Comparative performance of large language models in structuring head CT radiology reports: multi-institutional validation study in Japan.
Authors
Affiliations (5)
Affiliations (5)
- Department of Diagnostic and Interventional Radiology, Graduate School of Medicine, Osaka Metropolitan University, 1-4-3 Asahi-Machi, Abeno-ku, Osaka, 545-8585, Japan.
- Department of Artificial Intelligence, Graduate School of Medicine, Osaka Metropolitan University, 1-4-3 Asahi-Machi, Abeno-ku, Osaka, 545-8585, Japan.
- Smart Data and Knowledge Services Department, German Research Center for Artificial Intelligence (DFKI GmbH), 67663, Kaiserslautern, Germany.
- Department of Core Informatics, Graduate School of Informatics, Osaka Metropolitan University, 1-1, Gakuen-cho, Naka-ku, Sakai, 599-8531, Japan.

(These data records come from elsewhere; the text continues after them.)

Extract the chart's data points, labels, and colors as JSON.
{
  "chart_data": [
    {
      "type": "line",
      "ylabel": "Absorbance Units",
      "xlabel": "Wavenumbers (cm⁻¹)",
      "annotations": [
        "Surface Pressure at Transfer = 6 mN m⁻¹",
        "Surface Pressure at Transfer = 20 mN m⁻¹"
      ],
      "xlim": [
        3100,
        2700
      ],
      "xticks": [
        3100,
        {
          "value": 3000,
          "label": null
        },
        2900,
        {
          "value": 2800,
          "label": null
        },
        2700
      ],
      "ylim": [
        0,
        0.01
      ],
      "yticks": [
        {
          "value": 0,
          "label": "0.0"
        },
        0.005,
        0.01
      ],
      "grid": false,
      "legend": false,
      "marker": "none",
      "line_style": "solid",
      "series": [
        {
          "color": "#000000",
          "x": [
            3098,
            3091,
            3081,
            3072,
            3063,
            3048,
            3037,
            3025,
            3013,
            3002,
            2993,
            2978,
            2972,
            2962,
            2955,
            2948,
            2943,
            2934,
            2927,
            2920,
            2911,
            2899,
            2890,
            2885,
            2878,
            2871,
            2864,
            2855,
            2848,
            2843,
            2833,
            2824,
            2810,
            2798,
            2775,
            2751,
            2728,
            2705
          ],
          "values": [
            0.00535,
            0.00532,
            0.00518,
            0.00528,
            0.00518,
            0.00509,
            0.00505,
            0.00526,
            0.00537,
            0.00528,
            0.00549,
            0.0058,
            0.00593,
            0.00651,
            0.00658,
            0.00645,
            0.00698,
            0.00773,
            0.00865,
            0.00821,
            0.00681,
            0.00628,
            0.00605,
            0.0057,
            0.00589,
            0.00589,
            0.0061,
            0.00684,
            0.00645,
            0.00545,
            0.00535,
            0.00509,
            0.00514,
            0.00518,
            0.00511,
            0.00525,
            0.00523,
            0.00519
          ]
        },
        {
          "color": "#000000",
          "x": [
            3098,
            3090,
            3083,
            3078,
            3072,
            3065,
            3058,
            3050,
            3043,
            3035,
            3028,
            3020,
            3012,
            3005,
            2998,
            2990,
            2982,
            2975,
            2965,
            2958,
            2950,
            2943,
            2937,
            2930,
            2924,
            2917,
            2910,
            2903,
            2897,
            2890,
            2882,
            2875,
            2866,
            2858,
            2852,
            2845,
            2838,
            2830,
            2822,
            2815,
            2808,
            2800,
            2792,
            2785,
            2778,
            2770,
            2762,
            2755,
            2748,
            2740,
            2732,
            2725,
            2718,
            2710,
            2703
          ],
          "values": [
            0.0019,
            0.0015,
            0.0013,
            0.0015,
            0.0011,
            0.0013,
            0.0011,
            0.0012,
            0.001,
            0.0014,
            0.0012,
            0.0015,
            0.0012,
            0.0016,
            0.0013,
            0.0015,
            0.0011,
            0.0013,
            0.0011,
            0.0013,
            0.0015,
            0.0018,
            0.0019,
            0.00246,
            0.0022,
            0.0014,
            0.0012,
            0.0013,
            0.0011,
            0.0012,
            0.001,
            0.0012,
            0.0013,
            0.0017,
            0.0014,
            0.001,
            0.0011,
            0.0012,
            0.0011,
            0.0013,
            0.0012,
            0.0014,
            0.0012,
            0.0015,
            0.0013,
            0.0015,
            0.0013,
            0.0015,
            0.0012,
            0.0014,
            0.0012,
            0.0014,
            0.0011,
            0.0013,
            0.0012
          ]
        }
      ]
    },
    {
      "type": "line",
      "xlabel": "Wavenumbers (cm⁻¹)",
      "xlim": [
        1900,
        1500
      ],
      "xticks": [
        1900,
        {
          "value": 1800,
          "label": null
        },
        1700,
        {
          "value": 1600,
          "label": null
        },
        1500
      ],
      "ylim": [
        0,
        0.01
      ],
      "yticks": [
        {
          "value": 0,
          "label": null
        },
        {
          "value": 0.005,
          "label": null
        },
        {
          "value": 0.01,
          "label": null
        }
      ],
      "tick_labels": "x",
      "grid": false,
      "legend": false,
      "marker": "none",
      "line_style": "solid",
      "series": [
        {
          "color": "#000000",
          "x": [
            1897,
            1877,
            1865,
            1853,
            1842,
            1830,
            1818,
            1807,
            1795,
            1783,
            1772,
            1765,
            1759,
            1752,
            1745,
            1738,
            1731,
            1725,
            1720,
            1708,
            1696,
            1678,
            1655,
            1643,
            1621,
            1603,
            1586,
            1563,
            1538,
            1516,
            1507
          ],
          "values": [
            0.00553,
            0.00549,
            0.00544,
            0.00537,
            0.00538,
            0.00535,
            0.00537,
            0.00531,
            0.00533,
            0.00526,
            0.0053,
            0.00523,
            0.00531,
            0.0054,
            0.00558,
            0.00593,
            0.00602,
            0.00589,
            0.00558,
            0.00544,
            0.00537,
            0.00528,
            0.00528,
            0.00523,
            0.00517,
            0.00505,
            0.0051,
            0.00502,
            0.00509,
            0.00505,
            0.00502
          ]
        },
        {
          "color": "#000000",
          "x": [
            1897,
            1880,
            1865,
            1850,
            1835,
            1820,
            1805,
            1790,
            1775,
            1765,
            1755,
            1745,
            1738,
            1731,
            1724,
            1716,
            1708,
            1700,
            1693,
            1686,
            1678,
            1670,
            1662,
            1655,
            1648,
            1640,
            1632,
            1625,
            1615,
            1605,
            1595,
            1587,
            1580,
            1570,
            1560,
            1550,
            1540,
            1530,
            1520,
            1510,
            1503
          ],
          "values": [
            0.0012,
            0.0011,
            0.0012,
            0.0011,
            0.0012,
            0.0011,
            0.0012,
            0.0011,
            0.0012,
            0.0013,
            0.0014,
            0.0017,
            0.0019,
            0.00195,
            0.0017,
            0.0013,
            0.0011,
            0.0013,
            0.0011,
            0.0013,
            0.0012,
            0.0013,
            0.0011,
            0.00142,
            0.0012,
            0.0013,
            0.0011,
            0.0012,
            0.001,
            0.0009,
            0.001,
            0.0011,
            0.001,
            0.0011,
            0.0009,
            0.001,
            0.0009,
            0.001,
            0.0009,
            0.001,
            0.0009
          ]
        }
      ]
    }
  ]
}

- Department of Artificial Intelligence, Graduate School of Medicine, Osaka Metropolitan University, 1-4-3 Asahi-Machi, Abeno-ku, Osaka, 545-8585, Japan. [email protected].
Abstract
To compare the diagnostic performance of three proprietary large language models (LLMs)-Claude, GPT, and Gemini-in structuring free-text Japanese radiology reports for intracranial hemorrhage and skull fractures, and to assess the impact of three different prompting approaches on model accuracy. In this retrospective study, head CT reports from the Japan Medical Imaging Database between 2018 and 2023 were collected. Two board-certified radiologists established the ground truth regarding intracranial hemorrhage and skull fractures through independent review and consensus. Each radiology report was analyzed by three LLMs using three prompting strategies-Standard, Chain of Thought, and Self Consistency prompting. Diagnostic performance (accuracy, precision, recall, and F1-score) was calculated for each LLM-prompt combination and compared using McNemar's tests with Bonferroni correction. Misclassified cases underwent qualitative error analysis. A total of 3949 head CT reports from 3949 patients (mean age 59 ± 25 years, 56.2% male) were enrolled. Across all institutions, 856 patients (21.6%) had intracranial hemorrhage and 264 patients (6.6%) had skull fractures. All nine LLM-prompt combinations achieved very high accuracy. Claude demonstrated significantly higher accuracy for intracranial hemorrhage than GPT and Gemini, and also outperformed Gemini for skull fractures (p < 0.0001). Gemini's performance improved notably with Chain of Thought prompting. Error analysis revealed common challenges including ambiguous phrases and findings unrelated to intracranial hemorrhage or skull fractures, underscoring the importance of careful prompt design. All three proprietary LLMs exhibited strong performance in structuring free-text head CT reports for intracranial hemorrhage and skull fractures. While the choice of prompting method influenced accuracy, all models demonstrated robust potential for clinical and research applications. Future work should refine the prompts and validate these approaches in prospective, multilingual settings.